V. Key Claim Terms for Construction

• The Term: "consisting of" (as in "consisting of a 25-mer oligomer" from ’092 Patent, Claim 1 and similar phrasing in other patents).
• Context and Importance: This term is a critical transition phrase in patent claiming that is presumed to be closed, meaning it excludes any elements not specified in the claim. Its interpretation is central because if the accused VYONDYS 53 product is found to contain additional, unrecited structural elements as part of the oligomer itself, it may not infringe claims using this language. Practitioners may focus on this term because it creates a very high bar for proving literal infringement.
• Intrinsic Evidence for Interpretation:
  • Evidence for a Broader Interpretation: A party might argue that in the context of the patent, "oligomer" refers to the core sequence of monomers and that other functional groups or delivery moieties are separate components not excluded by the "consisting of" language. For example, the patent describes various 5' end modifications as optional features, which might suggest the core oligomer is a distinct entity ('092 Patent, col. 4:64-67).
  • Evidence for a Narrower Interpretation: The use of "consisting of" is a strong indicator of a narrow scope, intended to distinguish the invention from prior art that may have included additional elements. The patent specification's description of specific embodiments that show only the 25-mer PMO without additional components could be used to argue that the invention is limited to that precise structure ('092 Patent, Examples 1-12).

VI. Other Allegations

• Indirect Infringement: The complaint alleges both induced and contributory infringement for the asserted patents (e.g., Compl. ¶100, 102, 114, 116). Induced infringement is primarily based on Sarepta’s product labels, which allegedly encourage and instruct physicians and patients to administer VYONDYS 53 in a manner that performs the steps of the method claims (Compl. ¶101, 140, 149). Contributory infringement is based on the allegation that VYONDYS 53 is a material part of the invention, is known to be specially adapted for an infringing use, and is not a staple article of commerce suitable for substantial non-infringing use (Compl. ¶99, 113).
• Willful Infringement: Willfulness is alleged for all asserted patents. The complaint alleges that Sarepta had knowledge of the patents and, despite this knowledge, has continued to "knowingly, willfully, deliberately, maliciously, and in bad faith" infringe the patents (Compl. ¶103, 117, 127). The complaint's reference to Sarepta's IPR filings against these same patents suggests Sarepta had pre-suit knowledge of the patents (Compl. ¶1).

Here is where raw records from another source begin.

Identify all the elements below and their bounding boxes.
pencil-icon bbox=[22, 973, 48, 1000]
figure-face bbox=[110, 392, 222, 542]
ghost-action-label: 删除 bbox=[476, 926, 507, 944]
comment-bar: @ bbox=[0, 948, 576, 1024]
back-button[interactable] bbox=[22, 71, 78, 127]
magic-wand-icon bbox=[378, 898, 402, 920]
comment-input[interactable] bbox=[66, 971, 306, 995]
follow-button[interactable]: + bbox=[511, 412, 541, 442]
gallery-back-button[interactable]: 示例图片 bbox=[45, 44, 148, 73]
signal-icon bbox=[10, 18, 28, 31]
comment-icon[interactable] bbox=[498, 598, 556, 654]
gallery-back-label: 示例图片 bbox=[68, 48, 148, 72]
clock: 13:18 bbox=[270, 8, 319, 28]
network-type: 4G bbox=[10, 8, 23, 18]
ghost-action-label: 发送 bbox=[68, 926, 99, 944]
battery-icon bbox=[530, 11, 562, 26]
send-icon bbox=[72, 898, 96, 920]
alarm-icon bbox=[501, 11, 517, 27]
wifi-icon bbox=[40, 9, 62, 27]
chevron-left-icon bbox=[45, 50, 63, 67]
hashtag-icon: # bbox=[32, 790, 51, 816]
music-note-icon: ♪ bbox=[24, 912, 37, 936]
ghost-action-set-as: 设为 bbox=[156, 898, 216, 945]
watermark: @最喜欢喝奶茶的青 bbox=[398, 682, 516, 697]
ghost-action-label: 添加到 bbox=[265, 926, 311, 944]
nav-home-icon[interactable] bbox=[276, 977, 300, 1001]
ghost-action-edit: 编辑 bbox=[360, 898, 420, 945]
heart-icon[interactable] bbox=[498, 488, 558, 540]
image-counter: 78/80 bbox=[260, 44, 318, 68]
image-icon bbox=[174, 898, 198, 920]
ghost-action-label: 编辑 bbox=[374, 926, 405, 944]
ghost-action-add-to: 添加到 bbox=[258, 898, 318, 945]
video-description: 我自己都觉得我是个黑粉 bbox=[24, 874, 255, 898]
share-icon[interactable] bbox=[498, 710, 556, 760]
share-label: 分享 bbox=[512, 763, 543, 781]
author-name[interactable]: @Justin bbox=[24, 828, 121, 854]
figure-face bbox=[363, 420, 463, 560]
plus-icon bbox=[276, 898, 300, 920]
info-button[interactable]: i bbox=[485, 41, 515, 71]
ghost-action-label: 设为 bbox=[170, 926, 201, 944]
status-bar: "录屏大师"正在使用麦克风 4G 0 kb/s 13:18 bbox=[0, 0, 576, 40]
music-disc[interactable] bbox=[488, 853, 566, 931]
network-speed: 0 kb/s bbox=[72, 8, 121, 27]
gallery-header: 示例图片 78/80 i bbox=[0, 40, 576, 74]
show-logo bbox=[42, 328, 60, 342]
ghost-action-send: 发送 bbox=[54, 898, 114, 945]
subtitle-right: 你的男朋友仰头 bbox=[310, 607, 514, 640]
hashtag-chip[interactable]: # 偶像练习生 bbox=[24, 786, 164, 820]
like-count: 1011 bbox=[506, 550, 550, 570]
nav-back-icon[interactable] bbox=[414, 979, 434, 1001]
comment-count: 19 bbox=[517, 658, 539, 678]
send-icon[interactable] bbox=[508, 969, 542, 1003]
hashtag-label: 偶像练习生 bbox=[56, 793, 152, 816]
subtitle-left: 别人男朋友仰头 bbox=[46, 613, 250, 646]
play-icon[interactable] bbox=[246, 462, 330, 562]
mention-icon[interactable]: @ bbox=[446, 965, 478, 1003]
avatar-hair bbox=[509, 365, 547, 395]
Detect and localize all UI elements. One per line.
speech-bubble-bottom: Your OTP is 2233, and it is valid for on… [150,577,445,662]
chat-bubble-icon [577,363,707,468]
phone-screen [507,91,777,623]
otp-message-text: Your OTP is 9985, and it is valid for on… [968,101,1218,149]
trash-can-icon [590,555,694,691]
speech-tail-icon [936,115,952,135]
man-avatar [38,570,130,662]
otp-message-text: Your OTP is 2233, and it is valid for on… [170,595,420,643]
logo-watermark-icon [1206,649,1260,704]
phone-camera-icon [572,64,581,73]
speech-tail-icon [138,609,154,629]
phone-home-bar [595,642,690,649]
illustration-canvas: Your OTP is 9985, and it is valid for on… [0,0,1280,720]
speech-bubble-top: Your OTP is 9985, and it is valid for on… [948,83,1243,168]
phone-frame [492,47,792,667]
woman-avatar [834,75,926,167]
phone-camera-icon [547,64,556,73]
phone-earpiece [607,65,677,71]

VII. Analyst’s Conclusion: Key Questions for the Case

• A core issue will be one of contractual obligation versus patent law procedure: does the forum selection clause in the parties' MCA prevent Sarepta from challenging the patents' validity via IPR proceedings at the USPTO, or do the statutory provisions for IPR preempt such a private contractual agreement?
• A second central issue will be one of definitional scope: can the highly restrictive "consisting of" language used in the composition claims be read to cover the accused VYONDYS 53 product as commercially formulated? The resolution will depend on whether the product contains any additional structural elements and how the court construes the term "oligomer."
• For the method and process patents, a key evidentiary question will be one of factual correspondence: will discovery confirm the complaint's "information and belief" allegations that Sarepta's proprietary manufacturing methods and specific instructions for patient administration directly map onto the steps recited in the asserted method claims?